We wanted the JVM for the JDBC ecosystem due to being a data tool, and Kotlin seemed like the "least bad" flavor.

No regrets.

Tainnor 2 days ago | parent | prev | next [-]

Same in Germany, there are a lot of major companies using Kotlin for backend code.

pjmlp 2 days ago | parent | prev [-]

It is certainly different, given that Kotlin is about 10% of the JVM market.

https://trends.google.com/trends/explore?q=java,kotlin,scala...

https://senacor.blog/in-praise-of-kotlin-a-modern-programmin...

Most shops that use Kotlin on the backend also do Android development, as means to do core sharing between backend and Android, and there is the whole ART is not a JVM implementation anyway.

distances 2 days ago | parent | next [-]

I have never seen Kotlin code sharing between Android and backend, it never was even remotely a topic in my client projects that used Kotlin for both.

Tainnor 2 days ago | parent | prev [-]

> Most shops that use Kotlin on the backend also do Android development, as means to do core sharing between backend and Android

None of the companies that I wrote Kotlin for or that I applied to used Kotlin for code sharing between backend and Android. It seems as if you're making a lot of assumptions in this comment thread.
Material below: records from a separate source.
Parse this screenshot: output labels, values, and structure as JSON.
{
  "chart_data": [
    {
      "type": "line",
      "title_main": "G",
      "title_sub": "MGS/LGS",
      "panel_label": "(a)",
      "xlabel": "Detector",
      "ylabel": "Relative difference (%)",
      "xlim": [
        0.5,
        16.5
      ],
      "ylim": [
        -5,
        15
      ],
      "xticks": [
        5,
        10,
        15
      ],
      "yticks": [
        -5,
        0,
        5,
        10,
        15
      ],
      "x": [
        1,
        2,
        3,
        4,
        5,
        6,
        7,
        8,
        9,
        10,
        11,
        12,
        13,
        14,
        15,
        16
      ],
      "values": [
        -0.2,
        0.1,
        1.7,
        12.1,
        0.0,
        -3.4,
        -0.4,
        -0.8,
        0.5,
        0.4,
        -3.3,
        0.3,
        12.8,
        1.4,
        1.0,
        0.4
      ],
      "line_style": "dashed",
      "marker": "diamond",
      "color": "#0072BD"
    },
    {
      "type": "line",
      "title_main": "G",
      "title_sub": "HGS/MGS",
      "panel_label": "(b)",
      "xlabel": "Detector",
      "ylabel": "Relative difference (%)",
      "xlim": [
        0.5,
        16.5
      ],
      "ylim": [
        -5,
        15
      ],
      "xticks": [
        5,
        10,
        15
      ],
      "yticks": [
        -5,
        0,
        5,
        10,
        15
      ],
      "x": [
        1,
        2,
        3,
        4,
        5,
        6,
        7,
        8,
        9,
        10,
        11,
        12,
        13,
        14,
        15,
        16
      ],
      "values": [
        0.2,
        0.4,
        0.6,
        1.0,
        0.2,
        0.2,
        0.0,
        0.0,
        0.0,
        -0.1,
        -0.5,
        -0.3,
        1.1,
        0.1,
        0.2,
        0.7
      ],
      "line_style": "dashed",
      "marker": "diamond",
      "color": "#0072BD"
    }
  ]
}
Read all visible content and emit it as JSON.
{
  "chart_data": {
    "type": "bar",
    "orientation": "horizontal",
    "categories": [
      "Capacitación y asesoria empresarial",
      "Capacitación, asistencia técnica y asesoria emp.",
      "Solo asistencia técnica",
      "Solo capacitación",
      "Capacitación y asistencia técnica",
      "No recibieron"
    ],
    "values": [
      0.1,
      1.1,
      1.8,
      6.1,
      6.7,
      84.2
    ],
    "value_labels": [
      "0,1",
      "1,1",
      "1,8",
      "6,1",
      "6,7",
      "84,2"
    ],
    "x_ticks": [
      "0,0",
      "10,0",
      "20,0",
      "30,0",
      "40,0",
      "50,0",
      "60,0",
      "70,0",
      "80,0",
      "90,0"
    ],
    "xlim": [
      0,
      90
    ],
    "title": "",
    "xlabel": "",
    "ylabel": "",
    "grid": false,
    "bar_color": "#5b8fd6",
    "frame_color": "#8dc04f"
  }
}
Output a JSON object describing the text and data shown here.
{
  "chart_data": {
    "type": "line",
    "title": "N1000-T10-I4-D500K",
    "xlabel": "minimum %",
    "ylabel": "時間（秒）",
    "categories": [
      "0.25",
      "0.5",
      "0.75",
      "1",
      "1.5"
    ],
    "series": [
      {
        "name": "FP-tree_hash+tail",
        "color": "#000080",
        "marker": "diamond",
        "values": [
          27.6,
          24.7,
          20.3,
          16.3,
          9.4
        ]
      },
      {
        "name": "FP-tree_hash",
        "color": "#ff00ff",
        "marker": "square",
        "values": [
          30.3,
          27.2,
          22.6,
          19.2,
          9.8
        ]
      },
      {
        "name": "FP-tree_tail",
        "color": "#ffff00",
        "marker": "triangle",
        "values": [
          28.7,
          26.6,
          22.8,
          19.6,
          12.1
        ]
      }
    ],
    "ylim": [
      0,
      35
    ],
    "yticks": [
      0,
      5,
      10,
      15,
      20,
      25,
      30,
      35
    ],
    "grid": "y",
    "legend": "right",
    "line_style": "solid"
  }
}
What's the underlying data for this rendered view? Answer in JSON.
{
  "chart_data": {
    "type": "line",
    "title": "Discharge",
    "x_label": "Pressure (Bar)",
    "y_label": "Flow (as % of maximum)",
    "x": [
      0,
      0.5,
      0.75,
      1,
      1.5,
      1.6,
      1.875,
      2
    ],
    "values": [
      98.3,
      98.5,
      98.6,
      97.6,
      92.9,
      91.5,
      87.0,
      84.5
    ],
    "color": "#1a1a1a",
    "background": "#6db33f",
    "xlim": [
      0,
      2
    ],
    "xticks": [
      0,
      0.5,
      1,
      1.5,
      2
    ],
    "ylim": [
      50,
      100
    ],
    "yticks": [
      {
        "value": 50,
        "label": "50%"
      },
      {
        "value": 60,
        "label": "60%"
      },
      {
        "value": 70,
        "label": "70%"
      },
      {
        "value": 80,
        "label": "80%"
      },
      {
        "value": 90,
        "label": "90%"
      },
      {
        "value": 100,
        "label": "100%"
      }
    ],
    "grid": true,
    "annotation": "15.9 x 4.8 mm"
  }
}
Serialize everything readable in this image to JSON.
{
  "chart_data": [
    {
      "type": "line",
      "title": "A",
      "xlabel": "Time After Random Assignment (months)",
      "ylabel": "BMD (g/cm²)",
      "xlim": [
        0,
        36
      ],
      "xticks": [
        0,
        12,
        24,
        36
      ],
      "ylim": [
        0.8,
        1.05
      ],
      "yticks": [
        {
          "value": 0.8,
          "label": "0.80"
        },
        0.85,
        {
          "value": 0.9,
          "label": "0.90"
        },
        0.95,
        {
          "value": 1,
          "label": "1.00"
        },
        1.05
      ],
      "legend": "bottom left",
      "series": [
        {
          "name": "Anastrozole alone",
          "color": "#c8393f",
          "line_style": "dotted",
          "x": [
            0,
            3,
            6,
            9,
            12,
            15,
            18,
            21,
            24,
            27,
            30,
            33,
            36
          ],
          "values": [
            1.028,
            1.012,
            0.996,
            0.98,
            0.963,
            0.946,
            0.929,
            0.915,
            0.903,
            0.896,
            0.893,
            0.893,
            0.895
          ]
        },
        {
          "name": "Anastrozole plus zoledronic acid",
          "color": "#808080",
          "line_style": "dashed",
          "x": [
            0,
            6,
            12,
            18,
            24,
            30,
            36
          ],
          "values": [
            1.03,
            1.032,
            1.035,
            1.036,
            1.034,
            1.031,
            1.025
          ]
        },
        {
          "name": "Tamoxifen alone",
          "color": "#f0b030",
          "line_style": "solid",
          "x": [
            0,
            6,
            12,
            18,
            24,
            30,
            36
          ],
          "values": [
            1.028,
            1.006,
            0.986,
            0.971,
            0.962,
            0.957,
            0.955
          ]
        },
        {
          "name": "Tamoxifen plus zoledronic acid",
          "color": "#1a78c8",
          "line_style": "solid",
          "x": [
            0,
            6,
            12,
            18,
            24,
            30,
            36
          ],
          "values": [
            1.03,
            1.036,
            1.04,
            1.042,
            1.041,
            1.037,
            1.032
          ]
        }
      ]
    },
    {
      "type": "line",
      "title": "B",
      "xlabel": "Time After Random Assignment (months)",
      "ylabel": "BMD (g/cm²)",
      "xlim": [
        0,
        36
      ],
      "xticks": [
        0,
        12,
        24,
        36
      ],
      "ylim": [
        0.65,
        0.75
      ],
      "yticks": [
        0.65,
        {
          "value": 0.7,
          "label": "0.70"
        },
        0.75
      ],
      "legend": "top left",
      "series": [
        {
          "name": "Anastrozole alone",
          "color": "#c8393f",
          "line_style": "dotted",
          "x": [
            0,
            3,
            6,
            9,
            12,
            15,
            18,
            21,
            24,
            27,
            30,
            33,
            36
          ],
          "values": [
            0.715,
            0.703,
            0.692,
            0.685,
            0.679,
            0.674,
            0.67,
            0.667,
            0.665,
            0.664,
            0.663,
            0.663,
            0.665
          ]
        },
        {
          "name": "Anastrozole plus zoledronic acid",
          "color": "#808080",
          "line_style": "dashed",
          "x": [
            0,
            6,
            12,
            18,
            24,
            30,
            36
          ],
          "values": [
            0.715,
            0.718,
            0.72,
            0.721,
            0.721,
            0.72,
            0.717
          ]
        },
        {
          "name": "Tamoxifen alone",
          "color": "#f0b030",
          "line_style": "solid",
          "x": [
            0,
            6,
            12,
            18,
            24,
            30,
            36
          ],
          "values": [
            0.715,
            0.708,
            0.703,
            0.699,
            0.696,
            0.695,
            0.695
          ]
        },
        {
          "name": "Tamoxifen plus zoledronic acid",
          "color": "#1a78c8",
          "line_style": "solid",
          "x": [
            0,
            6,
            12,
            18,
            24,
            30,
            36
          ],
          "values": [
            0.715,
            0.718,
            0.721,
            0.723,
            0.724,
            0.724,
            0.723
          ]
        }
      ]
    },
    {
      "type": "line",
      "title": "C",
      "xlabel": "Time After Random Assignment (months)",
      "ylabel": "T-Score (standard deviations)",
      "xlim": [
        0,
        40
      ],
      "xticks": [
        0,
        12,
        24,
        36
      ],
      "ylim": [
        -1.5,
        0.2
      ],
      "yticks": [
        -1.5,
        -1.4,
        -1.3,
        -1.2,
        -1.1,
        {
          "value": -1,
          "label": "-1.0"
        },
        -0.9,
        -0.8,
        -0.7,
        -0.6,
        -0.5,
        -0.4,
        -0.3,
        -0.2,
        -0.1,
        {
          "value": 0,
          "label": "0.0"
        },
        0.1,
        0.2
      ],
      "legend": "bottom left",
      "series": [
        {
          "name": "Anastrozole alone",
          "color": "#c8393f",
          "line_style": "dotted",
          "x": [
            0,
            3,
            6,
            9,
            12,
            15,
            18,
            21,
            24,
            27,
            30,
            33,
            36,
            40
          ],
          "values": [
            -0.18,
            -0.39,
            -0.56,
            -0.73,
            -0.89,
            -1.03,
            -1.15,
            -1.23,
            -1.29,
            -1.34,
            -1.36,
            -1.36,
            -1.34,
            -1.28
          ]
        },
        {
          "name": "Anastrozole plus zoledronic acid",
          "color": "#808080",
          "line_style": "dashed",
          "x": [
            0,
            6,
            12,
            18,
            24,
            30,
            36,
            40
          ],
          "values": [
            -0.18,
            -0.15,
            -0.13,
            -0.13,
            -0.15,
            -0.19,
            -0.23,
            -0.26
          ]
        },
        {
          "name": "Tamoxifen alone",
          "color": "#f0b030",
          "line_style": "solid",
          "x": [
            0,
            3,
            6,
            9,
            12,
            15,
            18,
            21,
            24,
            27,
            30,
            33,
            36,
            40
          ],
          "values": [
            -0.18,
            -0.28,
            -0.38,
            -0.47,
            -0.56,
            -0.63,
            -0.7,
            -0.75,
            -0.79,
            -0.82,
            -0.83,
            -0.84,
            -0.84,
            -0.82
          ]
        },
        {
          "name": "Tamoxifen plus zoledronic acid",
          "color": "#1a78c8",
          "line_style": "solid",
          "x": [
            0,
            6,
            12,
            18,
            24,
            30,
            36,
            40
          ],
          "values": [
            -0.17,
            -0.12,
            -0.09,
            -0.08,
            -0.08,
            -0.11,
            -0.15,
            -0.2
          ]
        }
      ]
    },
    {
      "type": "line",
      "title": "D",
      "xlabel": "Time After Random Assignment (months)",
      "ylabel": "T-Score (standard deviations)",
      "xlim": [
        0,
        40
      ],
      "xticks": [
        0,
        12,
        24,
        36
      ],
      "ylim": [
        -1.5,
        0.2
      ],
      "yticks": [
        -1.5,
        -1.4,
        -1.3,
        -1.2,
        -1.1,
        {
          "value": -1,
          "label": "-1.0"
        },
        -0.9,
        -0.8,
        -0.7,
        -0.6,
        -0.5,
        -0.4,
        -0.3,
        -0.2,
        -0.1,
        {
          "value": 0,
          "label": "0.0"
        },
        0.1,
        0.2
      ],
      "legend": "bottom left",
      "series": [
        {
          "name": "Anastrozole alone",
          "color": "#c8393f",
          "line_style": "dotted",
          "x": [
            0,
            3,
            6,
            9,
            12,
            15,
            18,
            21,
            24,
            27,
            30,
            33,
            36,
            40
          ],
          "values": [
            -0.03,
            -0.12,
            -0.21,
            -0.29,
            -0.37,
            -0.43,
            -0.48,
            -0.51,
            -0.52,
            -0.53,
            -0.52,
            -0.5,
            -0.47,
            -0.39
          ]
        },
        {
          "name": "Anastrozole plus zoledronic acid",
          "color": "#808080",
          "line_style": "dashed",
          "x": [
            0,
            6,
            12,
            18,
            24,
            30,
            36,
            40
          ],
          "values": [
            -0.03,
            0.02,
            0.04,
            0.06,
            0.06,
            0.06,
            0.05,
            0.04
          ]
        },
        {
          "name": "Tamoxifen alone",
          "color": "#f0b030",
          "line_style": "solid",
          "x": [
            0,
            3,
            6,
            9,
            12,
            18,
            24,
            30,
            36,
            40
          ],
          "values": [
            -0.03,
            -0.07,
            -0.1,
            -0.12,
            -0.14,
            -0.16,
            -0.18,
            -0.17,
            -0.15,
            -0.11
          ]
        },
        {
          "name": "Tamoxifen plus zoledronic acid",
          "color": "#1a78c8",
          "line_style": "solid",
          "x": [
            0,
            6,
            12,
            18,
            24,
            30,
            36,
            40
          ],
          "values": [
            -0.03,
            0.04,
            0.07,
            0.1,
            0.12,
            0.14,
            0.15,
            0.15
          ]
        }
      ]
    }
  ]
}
pjmlp 2 days ago | parent [-]

Doesn't change the size of the market share anyway, an assumption done on links I shared, because this is the Internet and we have to prove every little word we write.

Can share more market research reports if you feel like, with similar numbers.

Tainnor 2 days ago | parent [-]

I don't care about the market size as long as it's big enough that I can find jobs, which I can.

Also no idea how the links you posted are supposed to support your assertion that Kotlin is chosen due to code sharing considerations.

pjmlp 2 days ago | parent [-]

Being able to find jobs in a specic technology is a very regional thing, given the market size.

The links I posted, and others I can reach out for, support my assertions of 10% Kotlin market size in JVM deployments.

What you call my assertion, is my assumption about where those 10% are coming from.

Tainnor 2 days ago | parent [-]

Given that Java is one of the most used languages globally, 10% of it is still significant. It's definitely easier to find a (backend dev) job using Kotlin around here than one using Elixir, Common Lisp or Haskell, yet I don't see you going around bashing those communities.

specialist 14 hours ago | parent | prev [-]

Is Fleet Jetbrains' Servo?

I tried it for a few hours. I have no idea what I was supposed to notice.

Was the intent do be a new collaboration-first engine? Yes please.